First, some of my applications are multi-tenant and I’m storing my tenant data in local storage. This makes making API requests a lot easier, as I can just grab the tenants ID from local storage. However, anything you send to the client can be accessed by your user, and storing an integer here makes me nervous. Adding the public_id
here provides an extra layer of security, as it prevents bad actors from trying to change that value and getting at other tenants data.

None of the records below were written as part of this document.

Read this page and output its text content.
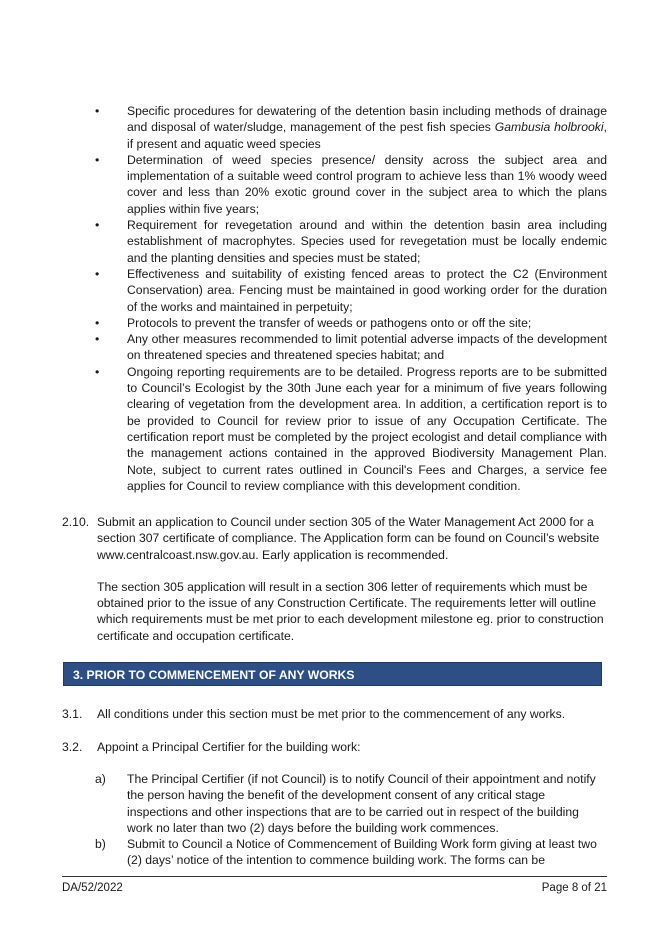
•	Specific procedures for dewatering of the detention basin including methods of drainage and disposal of water/sludge, management of the pest fish species Gambusia holbrooki, if present and aquatic weed species

•	Determination of weed species presence/ density across the subject area and implementation of a suitable weed control program to achieve less than 1% woody weed cover and less than 20% exotic ground cover in the subject area to which the plans applies within five years;

•	Requirement for revegetation around and within the detention basin area including establishment of macrophytes. Species used for revegetation must be locally endemic and the planting densities and species must be stated;

•	Effectiveness and suitability of existing fenced areas to protect the C2 (Environment Conservation) area. Fencing must be maintained in good working order for the duration of the works and maintained in perpetuity;

•	Protocols to prevent the transfer of weeds or pathogens onto or off the site;

•	Any other measures recommended to limit potential adverse impacts of the development on threatened species and threatened species habitat; and

•	Ongoing reporting requirements are to be detailed. Progress reports are to be submitted to Council’s Ecologist by the 30th June each year for a minimum of five years following clearing of vegetation from the development area. In addition, a certification report is to be provided to Council for review prior to issue of any Occupation Certificate. The certification report must be completed by the project ecologist and detail compliance with the management actions contained in the approved Biodiversity Management Plan. Note, subject to current rates outlined in Council's Fees and Charges, a service fee applies for Council to review compliance with this development condition.

2.10. Submit an application to Council under section 305 of the Water Management Act 2000 for a section 307 certificate of compliance. The Application form can be found on Council’s website www.centralcoast.nsw.gov.au. Early application is recommended.

The section 305 application will result in a section 306 letter of requirements which must be obtained prior to the issue of any Construction Certificate. The requirements letter will outline which requirements must be met prior to each development milestone eg. prior to construction certificate and occupation certificate.

3. PRIOR TO COMMENCEMENT OF ANY WORKS
3.1. All conditions under this section must be met prior to the commencement of any works.

3.2. Appoint a Principal Certifier for the building work:

a) The Principal Certifier (if not Council) is to notify Council of their appointment and notify the person having the benefit of the development consent of any critical stage inspections and other inspections that are to be carried out in respect of the building work no later than two (2) days before the building work commences.

b) Submit to Council a Notice of Commencement of Building Work form giving at least two (2) days’ notice of the intention to commence building work. The forms can be

DA/52/2022	Page 8 of 21
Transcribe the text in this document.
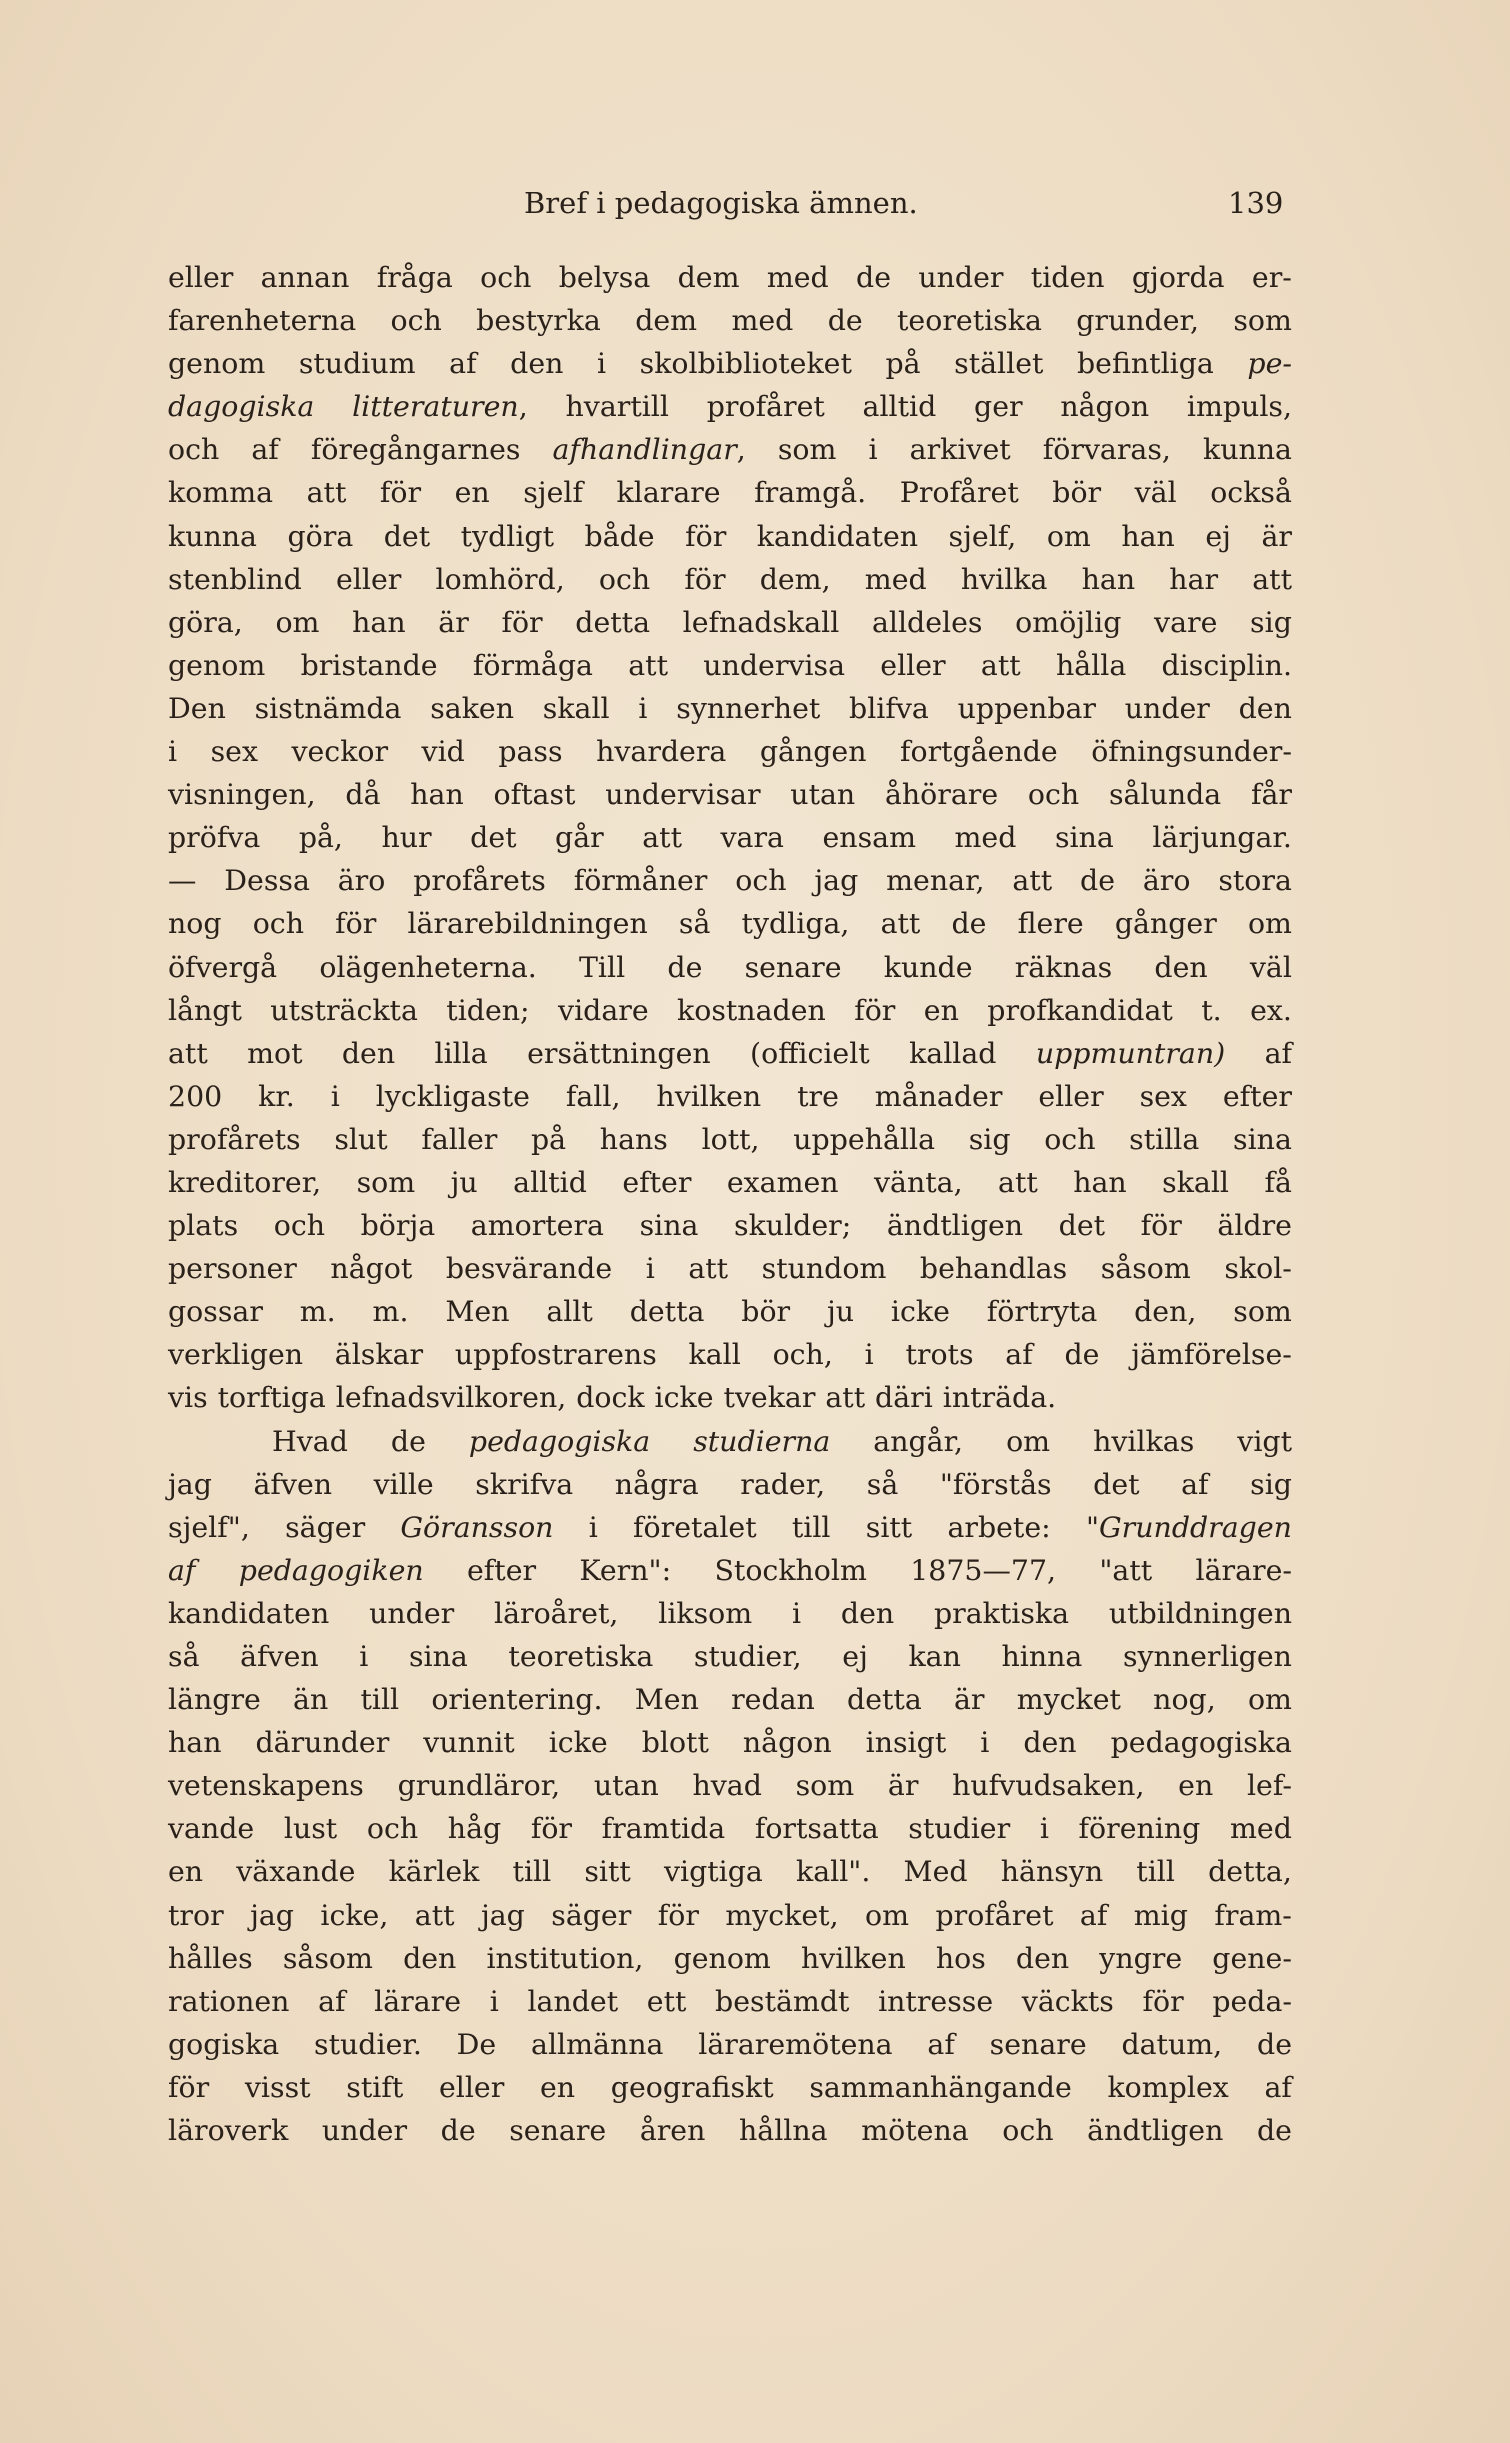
Bref i pedagogiska ämnen.	139
eller annan fråga och belysa dem med de under tiden gjorda er-
farenheterna och bestyrka dem med de teoretiska grunder, som
genom studium af den i skolbiblioteket på stället befintliga pe-
dagogiska litteraturen, hvartill profåret alltid ger någon impuls,
och af föregångarnes afhandlingar, som i arkivet förvaras, kunna
komma att för en sjelf klarare framgå. Profåret bör väl också
kunna göra det tydligt både för kandidaten sjelf, om han ej är
stenblind eller lomhörd, och för dem, med hvilka han har att
göra, om han är för detta lefnadskall alldeles omöjlig vare sig
genom bristande förmåga att undervisa eller att hålla disciplin.
Den sistnämda saken skall i synnerhet blifva uppenbar under den
i sex veckor vid pass hvardera gången fortgående öfningsunder-
visningen, då han oftast undervisar utan åhörare och sålunda får
pröfva på, hur det går att vara ensam med sina lärjungar.
— Dessa äro profårets förmåner och jag menar, att de äro stora
nog och för lärarebildningen så tydliga, att de flere gånger om
öfvergå olägenheterna. Till de senare kunde räknas den väl
långt utsträckta tiden; vidare kostnaden för en profkandidat t. ex.
att mot den lilla ersättningen (officielt kallad uppmuntran) af
200 kr. i lyckligaste fall, hvilken tre månader eller sex efter
profårets slut faller på hans lott, uppehålla sig och stilla sina
kreditorer, som ju alltid efter examen vänta, att han skall få
plats och börja amortera sina skulder; ändtligen det för äldre
personer något besvärande i att stundom behandlas såsom skol-
gossar m. m. Men allt detta bör ju icke förtryta den, som
verkligen älskar uppfostrarens kall och, i trots af de jämförelse-
vis torftiga lefnadsvilkoren, dock icke tvekar att däri inträda.
Hvad de pedagogiska studierna angår, om hvilkas vigt
jag äfven ville skrifva några rader, så "förstås det af sig
sjelf", säger Göransson i företalet till sitt arbete: "Grunddragen
af pedagogiken efter Kern": Stockholm 1875—77, "att lärare-
kandidaten under läroåret, liksom i den praktiska utbildningen
så äfven i sina teoretiska studier, ej kan hinna synnerligen
längre än till orientering. Men redan detta är mycket nog, om
han därunder vunnit icke blott någon insigt i den pedagogiska
vetenskapens grundläror, utan hvad som är hufvudsaken, en lef-
vande lust och håg för framtida fortsatta studier i förening med
en växande kärlek till sitt vigtiga kall". Med hänsyn till detta,
tror jag icke, att jag säger för mycket, om profåret af mig fram-
hålles såsom den institution, genom hvilken hos den yngre gene-
rationen af lärare i landet ett bestämdt intresse väckts för peda-
gogiska studier. De allmänna läraremötena af senare datum, de
för visst stift eller en geografiskt sammanhängande komplex af
läroverk under de senare åren hållna mötena och ändtligen de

The other thing this lets me is use this field in external systems. For example, I’ve been using Clerk for auth and it’s been a great experience. One of the things I can do is use the public_id
as a meta field on my Clerk user. With my multi-tenant apps, it would look something like tenant_id: 5ais23v82avs
. This makes working and integrating with external systems far easier, and am still hiding my system internals.
Prisma implementation
PlanetScale uses Ruby on Rails and Go for their systems, while I tend to use TypeScript and Prisma. Luckily, there’s a Node package for NanoID that’s really simple to use. You can install it with
pnpm add nanoid
Once that’s installed, you can go into your schema.prisma
file and add your column
model User {
id BigInt @id @default(autoincrement())
publicId String @unique @map("public_id") @db.VarChar(12) // Make this as long as you want
// Your other fields
}
Unfortunately, Prisma does not provide it’s own generator for creating NanoIDs. We can instead setup some utility methods to help us with NanoID creation.
// utils/public-id.ts
import { customAlphabet } from "nanoid";
const alphabet = "0123456789abcdefghijklmnopqrstuvwxyz";
const length = 12;
const nanoid = customAlphabet(alphabet, length);
export function generatePublicId() {
return nanoid();
}
And then when we create our models, we can use it like so
// services/user-service
import { PrismaClient } from "@prisma/client";
import { generatePublicId } from "~/utils/public-id";
const prisma = new PrismaClient();
type UserInfo = {
firstName: string;
lastName: string;
email: string;
}
export async function createUser(userInfo: UserInfo) {
const newUser = await prisma.user.create({
data: {
publicId: generatePublicId(),
...userInfo
}
});
return newUser;
}
If you’re using another ORM, like Drizzle, this approach works here as well. Having this helper function here makes it really easy to generate values in our code and not be tied to a specific ORM. Now an argument could be made it would be better if this was auto-generated elsewhere, but that’s outside the scope of this article.
Now the other thing we can do here is return our public_id
in place of our id
field when we return data.
// services/user-service.ts
export async function getUser(userId: string) {
const user = await prisma.user.findUnique({
where: {
publicId: userId,
},
select: {
publicId: true,
// Other field selections
}
});
if (!user) {
throw new Error("User was not found!");
}
return {
id: user.publicId,
...user
};
}
Wrap up
When I’m building applications, I try to keep things as simple and flexible as I possibly can while creating a scalable and robust system. This approach to primary keys lets me do just that.